Pocos espacios televisivos han sido objeto de tantas burlas y parodias en Cuba como la Mesa Redonda. Surgido al calor de la llamada Batalla de Ideas, este programa muestra el más alto grado de proselitismo político que se pueda encontrar en nuestros medios nacionales. Su principio fundamental es apabullar a la teleaudiencia con el criterio oficial, sin permitirle acceder a opiniones críticas o contrarias a éste. Denigrar a los inconformes, sin derecho a réplica, se erige entre las prácticas más repetidas en los micrófonos de tan aburrida transmisión. Todo esto basado en la premisa de que vivimos en “el paraíso” mientras el mundo se cae a pedazos por allá afuera.

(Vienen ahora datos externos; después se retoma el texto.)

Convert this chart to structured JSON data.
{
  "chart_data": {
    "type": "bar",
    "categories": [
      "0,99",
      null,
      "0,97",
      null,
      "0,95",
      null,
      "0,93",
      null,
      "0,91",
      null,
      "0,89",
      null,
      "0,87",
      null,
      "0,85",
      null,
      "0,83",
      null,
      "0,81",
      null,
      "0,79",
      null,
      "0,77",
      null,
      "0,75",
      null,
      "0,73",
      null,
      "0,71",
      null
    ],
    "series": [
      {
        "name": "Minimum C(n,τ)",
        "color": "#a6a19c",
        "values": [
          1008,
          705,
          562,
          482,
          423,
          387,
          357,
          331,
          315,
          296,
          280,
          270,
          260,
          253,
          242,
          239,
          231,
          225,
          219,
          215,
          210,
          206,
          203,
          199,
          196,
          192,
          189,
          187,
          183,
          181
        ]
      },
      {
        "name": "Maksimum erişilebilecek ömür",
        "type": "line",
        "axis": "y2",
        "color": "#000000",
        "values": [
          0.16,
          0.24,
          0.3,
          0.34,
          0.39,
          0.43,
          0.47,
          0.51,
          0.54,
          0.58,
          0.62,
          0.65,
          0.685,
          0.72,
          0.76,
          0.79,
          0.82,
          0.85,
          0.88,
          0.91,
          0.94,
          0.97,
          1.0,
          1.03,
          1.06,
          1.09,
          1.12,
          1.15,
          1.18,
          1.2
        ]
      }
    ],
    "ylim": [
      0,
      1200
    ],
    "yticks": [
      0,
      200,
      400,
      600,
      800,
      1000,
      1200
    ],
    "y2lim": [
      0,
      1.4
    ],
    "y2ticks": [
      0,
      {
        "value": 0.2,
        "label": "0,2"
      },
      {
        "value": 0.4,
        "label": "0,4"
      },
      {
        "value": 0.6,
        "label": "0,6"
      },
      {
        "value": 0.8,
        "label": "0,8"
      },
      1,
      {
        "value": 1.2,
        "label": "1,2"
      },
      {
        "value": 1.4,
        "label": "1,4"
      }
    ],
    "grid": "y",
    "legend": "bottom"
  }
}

Desde el 10 de septiembre, la Mesa Redonda ha reducido su tiempo “al aire” en media hora. También ha modernizado su escenografía y hasta parece que han agregado un flamante iPad para manejo exclusivo del moderador. Tienen tiros de cámara más audaces y se han puesto a dieta algunos de sus rollizos participantes. Se quiere, con estos retoques, agregarle algo de modernidad a lo que estaba cubierto con el espeso polvo de lo anacrónico. Sin embargo, los preceptos principales que rigen el programa siguen intactos. El más evidente es la ausencia de pluralidad y la monotonía derivada de que todos los que concurren allí piensan igual. Y, gran contradicción, un bodrio de esta naturaleza paga a sus periodistas los salarios más altos que se conocen en el Instituto Cubano de Radio y Televisión (ICRT).
Sin embargo, mis palabras sobre este programa quizás estén demasiado influenciadas por trabajar yo también en el campo de la información. De manera que ilustraré la opinión que tiene muchos cubanos sobre él con una anécdota reciente. Hace poco, una amiga estaba a las afueras de una estación de policía exigiendo la liberación de un activista detenido arbitrariamente. El teléfono móvil sonó y era su padre que la llamaba. Estaba asustado porque un vecino le contó que su hija se había enrolado en cosas de “disidentes”. En medio del calor de la situación, mi amiga sólo atinaba a responderle: “Papi, ya te dije que no miraras más la Mesa Redonda”. Con esa simple frase enfatizaba el abismo entre la realidad nacional y el libreto de esa tribuna televisiva. Le señalaba a su progenitor el seguir creyéndose una Cuba inexistente, un país donde no ocurrían arrestos fuera de la ley, ni amenazas policiales, ni mítines de repudio. Una nación apócrifa que habita de lunes a viernes, durante una hora… en nuestra pantalla chica.